После лекции Семёнова ребята рванули в столовку.

– На меня не занимайте, – сказал я. – Что-то нет аппетита…

– Ты, случаем, не заболел, Сашенька? – спросил Виталик, трогая ладонью мой лоб. – Тебе кушать нужно регулярно. Не то нормы ГТО не сдашь.

– Ему не ГТО, ему уже ГСО сдавать нужно, – сказал Додо.

Я хотел было спросить, что это за нормы ГСО такие, но, взглянув на часы, только махнул рукой:

– Хватит вам зубоскалить! Некогда мне сегодня…

 

Накинув куртку, я бегу к «Селигеру». Смотрю на часы – ещё без пяти минут три. Ещё издали замечаю белую «Волгу». Это – она! И номер машины совпадает! Сердце как поршень в одноцилиндровом двигателе, который запустили на полную мощность: чух-чух-чух! Торможу так, что свистят по асфальту подошвы моих туфель. За рулём – никого. Оглядываю окрестности. Может вон там, на лавочке ждёт меня автор любовного послания? Там – и правда! – кто-то сидит ко мне спиной. Набираю в лёгкие воздуха и…
И тут из-за угла появляется вся наша группа ПГС. В полном своём составе.
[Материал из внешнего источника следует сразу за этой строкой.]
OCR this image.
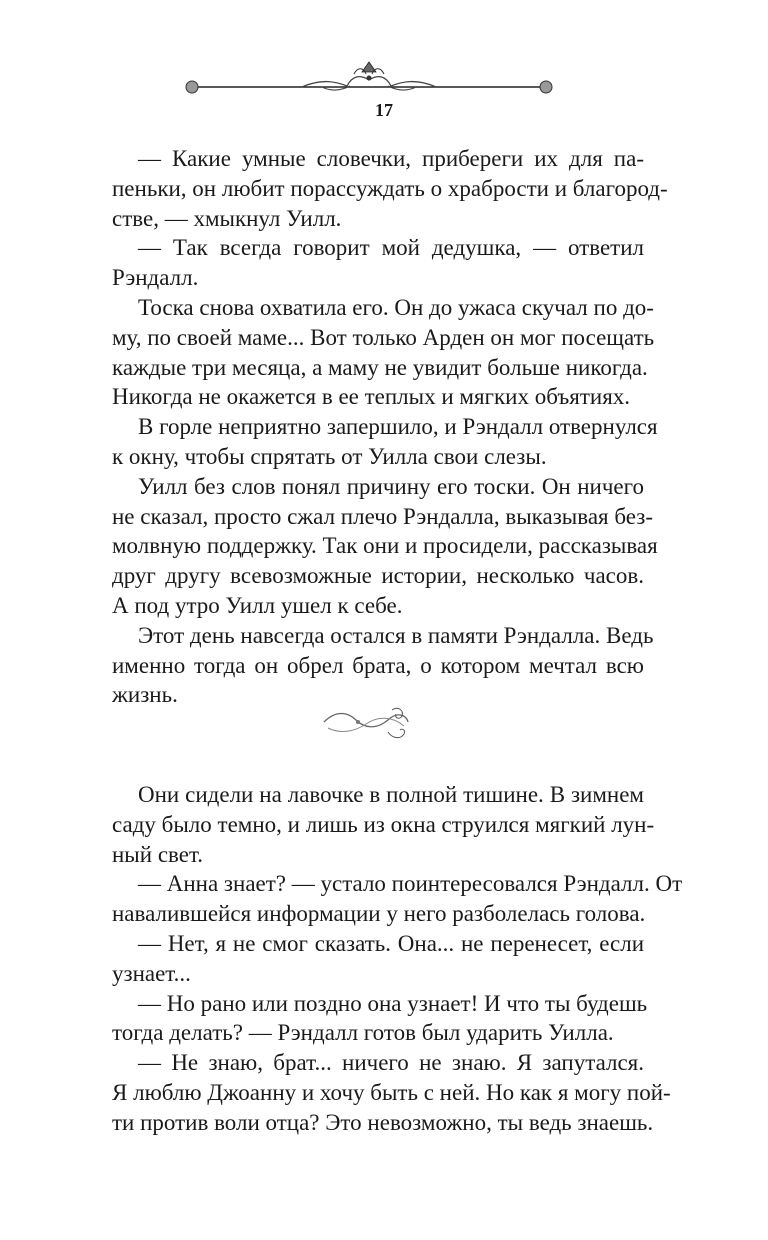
17

— Какие умные словечки, прибереги их для па-

пеньки, он любит порассуждать о храбрости и благород-

стве, — хмыкнул Уилл.

— Так всегда говорит мой дедушка, — ответил

Рэндалл.

Тоска снова охватила его. Он до ужаса скучал по до-

му, по своей маме... Вот только Арден он мог посещать

каждые три месяца, а маму не увидит больше никогда.

Никогда не окажется в ее теплых и мягких объятиях.

В горле неприятно запершило, и Рэндалл отвернулся

к окну, чтобы спрятать от Уилла свои слезы.

Уилл без слов понял причину его тоски. Он ничего

не сказал, просто сжал плечо Рэндалла, выказывая без-

молвную поддержку. Так они и просидели, рассказывая

друг другу всевозможные истории, несколько часов.

А под утро Уилл ушел к себе.

Этот день навсегда остался в памяти Рэндалла. Ведь

именно тогда он обрел брата, о котором мечтал всю

жизнь.

Они сидели на лавочке в полной тишине. В зимнем

саду было темно, и лишь из окна струился мягкий лун-

ный свет.

— Анна знает? — устало поинтересовался Рэндалл. От

навалившейся информации у него разболелась голова.

— Нет, я не смог сказать. Она... не перенесет, если

узнает...

— Но рано или поздно она узнает! И что ты будешь

тогда делать? — Рэндалл готов был ударить Уилла.

— Не знаю, брат... ничего не знаю. Я запутался.

Я люблю Джоанну и хочу быть с ней. Но как я могу пой-

ти против воли отца? Это невозможно, ты ведь знаешь.
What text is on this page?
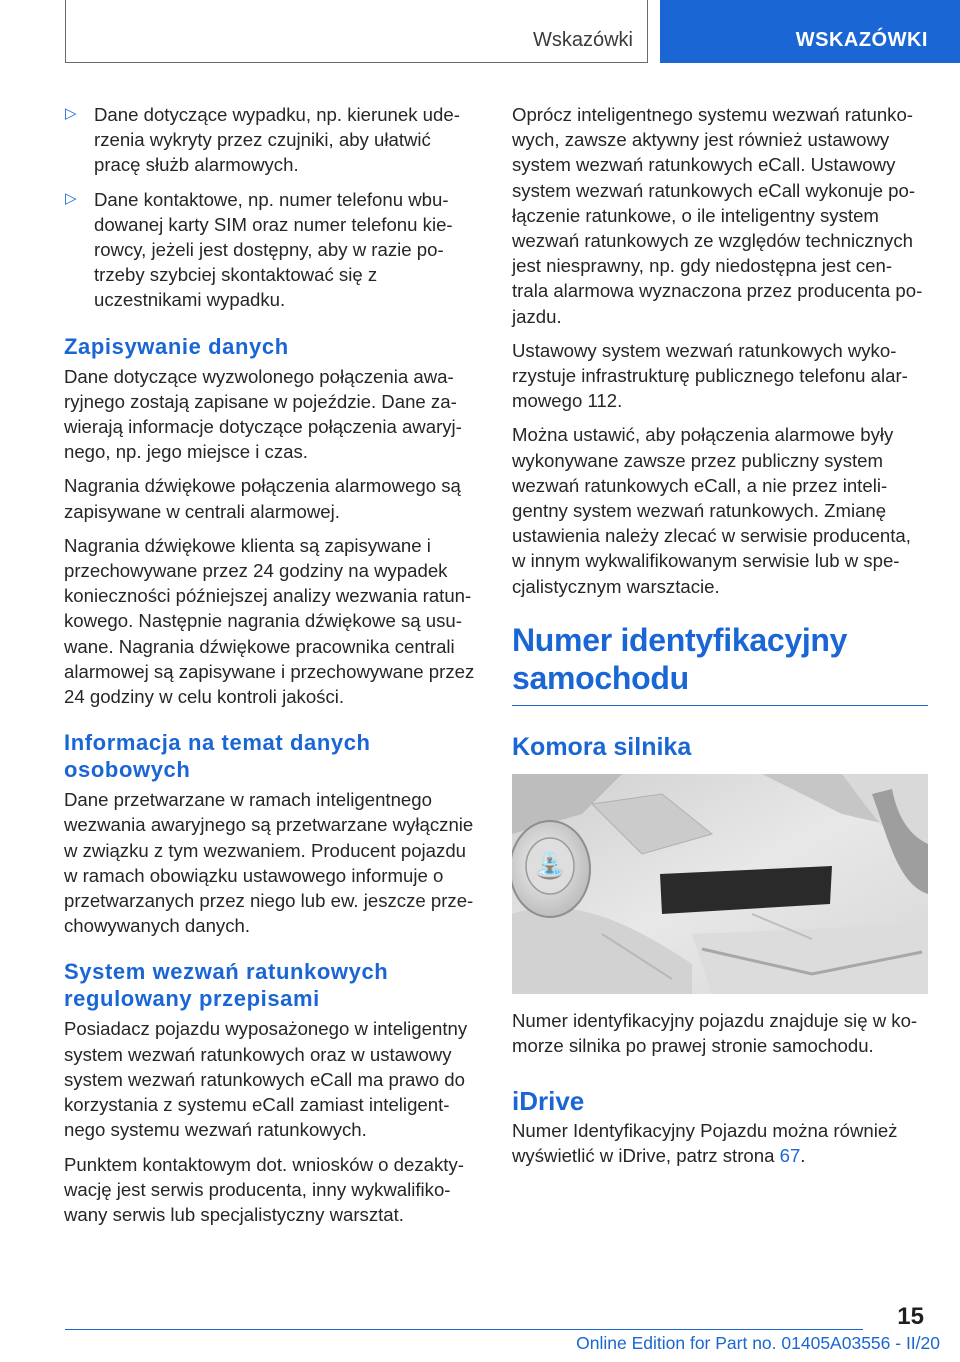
Wskazówki	WSKAZÓWKI
▷ Dane dotyczące wypadku, np. kierunek ude‐ rzenia wykryty przez czujniki, aby ułatwić pracę służb alarmowych.

▷ Dane kontaktowe, np. numer telefonu wbu‐ dowanej karty SIM oraz numer telefonu kie‐ rowcy, jeżeli jest dostępny, aby w razie po‐ trzeby szybciej skontaktować się z uczestnikami wypadku.

Zapisywanie danych

Dane dotyczące wyzwolonego połączenia awa‐ ryjnego zostają zapisane w pojeździe. Dane za‐ wierają informacje dotyczące połączenia awaryj‐ nego, np. jego miejsce i czas.

Nagrania dźwiękowe połączenia alarmowego są zapisywane w centrali alarmowej.

Nagrania dźwiękowe klienta są zapisywane i przechowywane przez 24 godziny na wypadek konieczności późniejszej analizy wezwania ratun‐ kowego. Następnie nagrania dźwiękowe są usu‐ wane. Nagrania dźwiękowe pracownika centrali alarmowej są zapisywane i przechowywane przez 24 godziny w celu kontroli jakości.

Informacja na temat danych osobowych

Dane przetwarzane w ramach inteligentnego wezwania awaryjnego są przetwarzane wyłącznie w związku z tym wezwaniem. Producent pojazdu w ramach obowiązku ustawowego informuje o przetwarzanych przez niego lub ew. jeszcze prze‐ chowywanych danych.

System wezwań ratunkowych regulowany przepisami

Posiadacz pojazdu wyposażonego w inteligentny system wezwań ratunkowych oraz w ustawowy system wezwań ratunkowych eCall ma prawo do korzystania z systemu eCall zamiast inteligent‐ nego systemu wezwań ratunkowych.

Punktem kontaktowym dot. wniosków o dezakty‐ wację jest serwis producenta, inny wykwalifiko‐ wany serwis lub specjalistyczny warsztat.

Oprócz inteligentnego systemu wezwań ratunko‐ wych, zawsze aktywny jest również ustawowy system wezwań ratunkowych eCall. Ustawowy system wezwań ratunkowych eCall wykonuje po‐ łączenie ratunkowe, o ile inteligentny system wezwań ratunkowych ze względów technicznych jest niesprawny, np. gdy niedostępna jest cen‐ trala alarmowa wyznaczona przez producenta po‐ jazdu.

Ustawowy system wezwań ratunkowych wyko‐ rzystuje infrastrukturę publicznego telefonu alar‐ mowego 112.

Można ustawić, aby połączenia alarmowe były wykonywane zawsze przez publiczny system wezwań ratunkowych eCall, a nie przez inteli‐ gentny system wezwań ratunkowych. Zmianę ustawienia należy zlecać w serwisie producenta, w innym wykwalifikowanym serwisie lub w spe‐ cjalistycznym warsztacie.

Numer identyfikacyjny samochodu
Komora silnika
⛲

Numer identyfikacyjny pojazdu znajduje się w ko‐ morze silnika po prawej stronie samochodu.

iDrive

Numer Identyfikacyjny Pojazdu można również wyświetlić w iDrive, patrz strona 67.

15
Online Edition for Part no. 01405A03556 - II/20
– К сожалению, – почтительно склонив голову, как это делают на гражданской панихиде ораторы, говорит Виталик. – Лена просила передать, что, к великому сожалению, сегодня встретиться не сможет: к ней портниха пришла, примеряют свадебное платье…
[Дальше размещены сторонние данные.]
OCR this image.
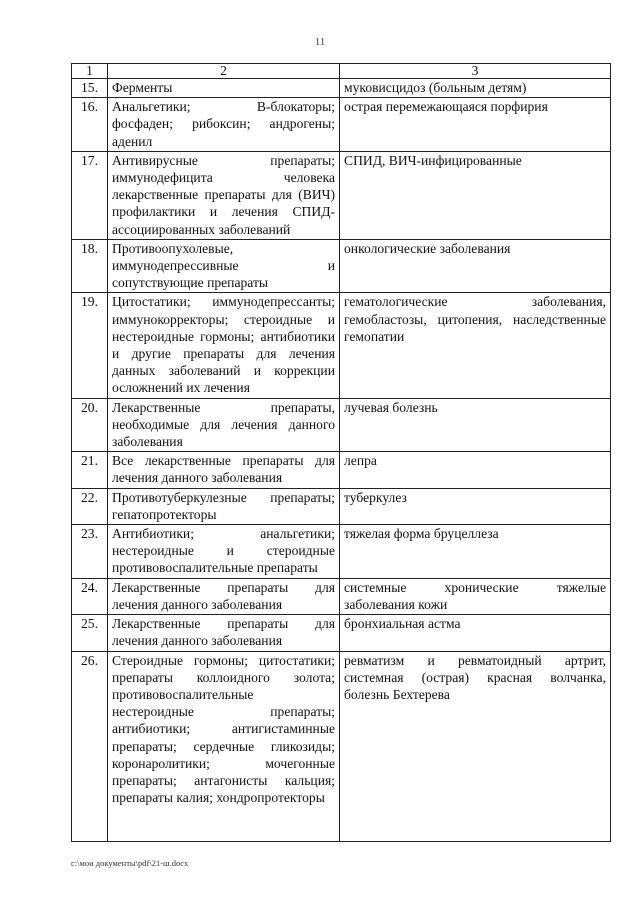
11
1	2	3
15.	Ферменты	муковисцидоз (больным детям)
16.	Анальгетики; В-блокаторы; фосфаден; рибоксин; андрогены; аденил	острая перемежающаяся порфирия
17.	Антивирусные препараты; иммунодефицита человека лекарственные препараты для (ВИЧ) профилактики и лечения СПИД-ассоциированных заболеваний	СПИД, ВИЧ-инфицированные
18.	Противоопухолевые, иммунодепрессивные и сопутствующие препараты	онкологические заболевания
19.	Цитостатики; иммунодепрессанты; иммунокорректоры; стероидные и нестероидные гормоны; антибиотики и другие препараты для лечения данных заболеваний и коррекции осложнений их лечения	гематологические заболевания, гемобластозы, цитопения, наследственные гемопатии
20.	Лекарственные препараты, необходимые для лечения данного заболевания	лучевая болезнь
21.	Все лекарственные препараты для лечения данного заболевания	лепра
22.	Противотуберкулезные препараты; гепатопротекторы	туберкулез
23.	Антибиотики; анальгетики; нестероидные и стероидные противовоспалительные препараты	тяжелая форма бруцеллеза
24.	Лекарственные препараты для лечения данного заболевания	системные хронические тяжелые заболевания кожи
25.	Лекарственные препараты для лечения данного заболевания	бронхиальная астма
26.	Стероидные гормоны; цитостатики; препараты коллоидного золота; противовоспалительные нестероидные препараты; антибиотики; антигистаминные препараты; сердечные гликозиды; коронаролитики; мочегонные препараты; антагонисты кальция; препараты калия; хондропротекторы	ревматизм и ревматоидный артрит, системная (острая) красная волчанка, болезнь Бехтерева
c:\мои документы\pdf\21-ш.docx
Больше никто не выдерживает. Прохожие останавливаются и недоумевают: двенадцать человек просто умирают от смеха. Из ресторана даже выбежал «селигерский» шеф-повар: проверил, не поцарапали ли хулиганы его «белую ласточку».

– Ой, девоньки! – визжит Нинка Журавлёва. – Щас описаюсь от смеха!.. Свадебное платье примеряют…

Я не вслушиваюсь в её истерические вопли. Я вспоминаю её чрезвычайно каллиграфический почерк, которым она заполняет колонки нашей стенгазеты.

– Не дрейфь, Сандро! – гудит басом Пуринашвили. – Какой солдат не мечтает стать зятем генерала?

Потом смех стихает. Всем становится меня жалко. Участники розыгрыша как могут успокаивают меня. Кто-то предлагает вскладчину сходить в кафе. Все дружно поддерживают идею.

Там же, в кафе, я, выпив три коктейля, всенародно клянусь завладеть любовью надменной, но прекрасной генеральской дочки.

– Ты говорил, что мне какой-то комплекс ГСО нужно сдавать? – спрашиваю я Додо с глупой полупьяной улыбкой.

– Конечно, нужно, дорогой, – отвечает Пуринашвили. – ГСО – это, дорогой, значит Готовься Стать Отцом. Понял?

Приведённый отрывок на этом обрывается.